S-R: Nationally, rural patients tend to be sicker and poorer than the general population. Is that the case in Whitman County?

Lundberg: We’re fortunate in that a lot of our patients are farmers, and generally they do pretty well.

S-R: Do you accept new patients, or are you at capacity?

Lundberg: I’ll see anyone. If you’re a rural family doc, closing a practice seems counterintuitive. I want to help people, whether they have insurance or not. But we do have rules to make sure someone doesn’t have a problem with opioids.

S-R: What do you like most about your job?

Lundberg: Relationships.

S-R: What do you like least?

Lundberg: Paperwork. If someone asked me how to fix medicine, I’d say pay doctors less per visit and require less foolish documentation.

S-R: Do you have a motto or mantra?

Lundberg: Physicians sometimes lose the ability to listen. They just try to hear the facts, diagnose the problem and get patients out the door. My mantra is “Keep caring, despite being tired,” because most diagnoses come when you’re listening to someone’s HPI (history of present illness). The exam is secondary. Most issues are figured out when you listen well.

S-R: Any changes on your horizon?

Lundberg: Not immediately. But my goal is to get full palliative-care certification, so when I do eventually go somewhere else, I can do hospice.

S-R: Where might you go?

Lundberg: We’ve thought very seriously about Colombia, Guatemala or Mexico. I’ve done medical missions in Belize, and that was wonderful. They don’t have the onerous, unnecessary documentation we have here.

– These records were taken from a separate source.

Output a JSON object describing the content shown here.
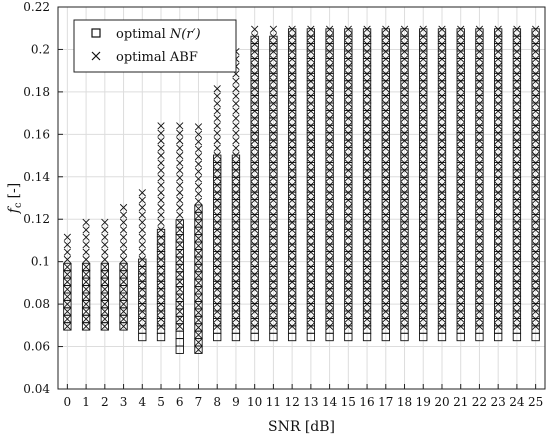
{
  "chart_data": {
    "type": "scatter",
    "title": "",
    "xlabel": "SNR [dB]",
    "ylabel": "f_c [-]",
    "ylabel_main": "f",
    "ylabel_sub": "c",
    "ylabel_unit": "[-]",
    "xlim": [
      -0.5,
      25.5
    ],
    "ylim": [
      0.04,
      0.22
    ],
    "grid": true,
    "legend_position": "top-left",
    "x_ticks": [
      "0",
      "1",
      "2",
      "3",
      "4",
      "5",
      "6",
      "7",
      "8",
      "9",
      "10",
      "11",
      "12",
      "13",
      "14",
      "15",
      "16",
      "17",
      "18",
      "19",
      "20",
      "21",
      "22",
      "23",
      "24",
      "25"
    ],
    "y_ticks": [
      "0.04",
      "0.06",
      "0.08",
      "0.1",
      "0.12",
      "0.14",
      "0.16",
      "0.18",
      "0.2",
      "0.22"
    ],
    "series": [
      {
        "name": "optimal N(r′)",
        "legend_prefix": "optimal ",
        "legend_math": "N(r′)",
        "marker": "square",
        "ranges": [
          {
            "x": 0,
            "y_min": 0.0695,
            "y_max": 0.1005
          },
          {
            "x": 1,
            "y_min": 0.0695,
            "y_max": 0.1005
          },
          {
            "x": 2,
            "y_min": 0.0695,
            "y_max": 0.1005
          },
          {
            "x": 3,
            "y_min": 0.0695,
            "y_max": 0.1005
          },
          {
            "x": 4,
            "y_min": 0.0645,
            "y_max": 0.1005
          },
          {
            "x": 5,
            "y_min": 0.0645,
            "y_max": 0.1155
          },
          {
            "x": 6,
            "y_min": 0.0585,
            "y_max": 0.1205
          },
          {
            "x": 7,
            "y_min": 0.0585,
            "y_max": 0.1255
          },
          {
            "x": 8,
            "y_min": 0.0645,
            "y_max": 0.1505
          },
          {
            "x": 9,
            "y_min": 0.0645,
            "y_max": 0.1505
          },
          {
            "x": 10,
            "y_min": 0.0645,
            "y_max": 0.2055
          },
          {
            "x": 11,
            "y_min": 0.0645,
            "y_max": 0.2055
          },
          {
            "x": 12,
            "y_min": 0.0645,
            "y_max": 0.2105
          },
          {
            "x": 13,
            "y_min": 0.0645,
            "y_max": 0.2105
          },
          {
            "x": 14,
            "y_min": 0.0645,
            "y_max": 0.2105
          },
          {
            "x": 15,
            "y_min": 0.0645,
            "y_max": 0.2105
          },
          {
            "x": 16,
            "y_min": 0.0645,
            "y_max": 0.2105
          },
          {
            "x": 17,
            "y_min": 0.0645,
            "y_max": 0.2105
          },
          {
            "x": 18,
            "y_min": 0.0645,
            "y_max": 0.2105
          },
          {
            "x": 19,
            "y_min": 0.0645,
            "y_max": 0.2105
          },
          {
            "x": 20,
            "y_min": 0.0645,
            "y_max": 0.2105
          },
          {
            "x": 21,
            "y_min": 0.0645,
            "y_max": 0.2105
          },
          {
            "x": 22,
            "y_min": 0.0645,
            "y_max": 0.2105
          },
          {
            "x": 23,
            "y_min": 0.0645,
            "y_max": 0.2105
          },
          {
            "x": 24,
            "y_min": 0.0645,
            "y_max": 0.2105
          },
          {
            "x": 25,
            "y_min": 0.0645,
            "y_max": 0.2105
          }
        ]
      },
      {
        "name": "optimal ABF",
        "marker": "x",
        "ranges": [
          {
            "x": 0,
            "y_min": 0.0695,
            "y_max": 0.1125
          },
          {
            "x": 1,
            "y_min": 0.0695,
            "y_max": 0.1205
          },
          {
            "x": 2,
            "y_min": 0.0695,
            "y_max": 0.1205
          },
          {
            "x": 3,
            "y_min": 0.0695,
            "y_max": 0.1275
          },
          {
            "x": 4,
            "y_min": 0.0695,
            "y_max": 0.1335
          },
          {
            "x": 5,
            "y_min": 0.0695,
            "y_max": 0.1655
          },
          {
            "x": 6,
            "y_min": 0.0695,
            "y_max": 0.1655
          },
          {
            "x": 7,
            "y_min": 0.0585,
            "y_max": 0.1655
          },
          {
            "x": 8,
            "y_min": 0.0695,
            "y_max": 0.1845
          },
          {
            "x": 9,
            "y_min": 0.0695,
            "y_max": 0.2005
          },
          {
            "x": 10,
            "y_min": 0.0695,
            "y_max": 0.2105
          },
          {
            "x": 11,
            "y_min": 0.0695,
            "y_max": 0.2105
          },
          {
            "x": 12,
            "y_min": 0.0695,
            "y_max": 0.2105
          },
          {
            "x": 13,
            "y_min": 0.0695,
            "y_max": 0.2105
          },
          {
            "x": 14,
            "y_min": 0.0695,
            "y_max": 0.2105
          },
          {
            "x": 15,
            "y_min": 0.0695,
            "y_max": 0.2105
          },
          {
            "x": 16,
            "y_min": 0.0695,
            "y_max": 0.2105
          },
          {
            "x": 17,
            "y_min": 0.0695,
            "y_max": 0.2105
          },
          {
            "x": 18,
            "y_min": 0.0695,
            "y_max": 0.2105
          },
          {
            "x": 19,
            "y_min": 0.0695,
            "y_max": 0.2105
          },
          {
            "x": 20,
            "y_min": 0.0695,
            "y_max": 0.2105
          },
          {
            "x": 21,
            "y_min": 0.0695,
            "y_max": 0.2105
          },
          {
            "x": 22,
            "y_min": 0.0695,
            "y_max": 0.2105
          },
          {
            "x": 23,
            "y_min": 0.0695,
            "y_max": 0.2105
          },
          {
            "x": 24,
            "y_min": 0.0695,
            "y_max": 0.2105
          },
          {
            "x": 25,
            "y_min": 0.0695,
            "y_max": 0.2105
          }
        ]
      }
    ]
  }
}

S-R: As a small-town physician, do you have neighbors stopping you in the hardware store seeking on-the-spot medical advice?

Lundberg: No, they’re respectful – sometimes too respectful. An elderly friend next door was very sick one night – chest pains, shortness of breath – but waited until the clinic opened the next day to see me. I said, “Why didn’t you call me?” “Well,” he said, “you were with your family and I didn’t want to bother you.”

S-R: Tell me about your family.

Lundberg: We adopted our first child 21 years ago, after Kelly finished her chemotherapy, and we convinced her oncologist that she’d live long enough to raise a child. All together, we’ve adopted four babies in the U.S., and one from Guatemala. Family is very important to me.

S-R: Any more adoptions in your future?

Lundberg: No. (laugh) Five is sufficient.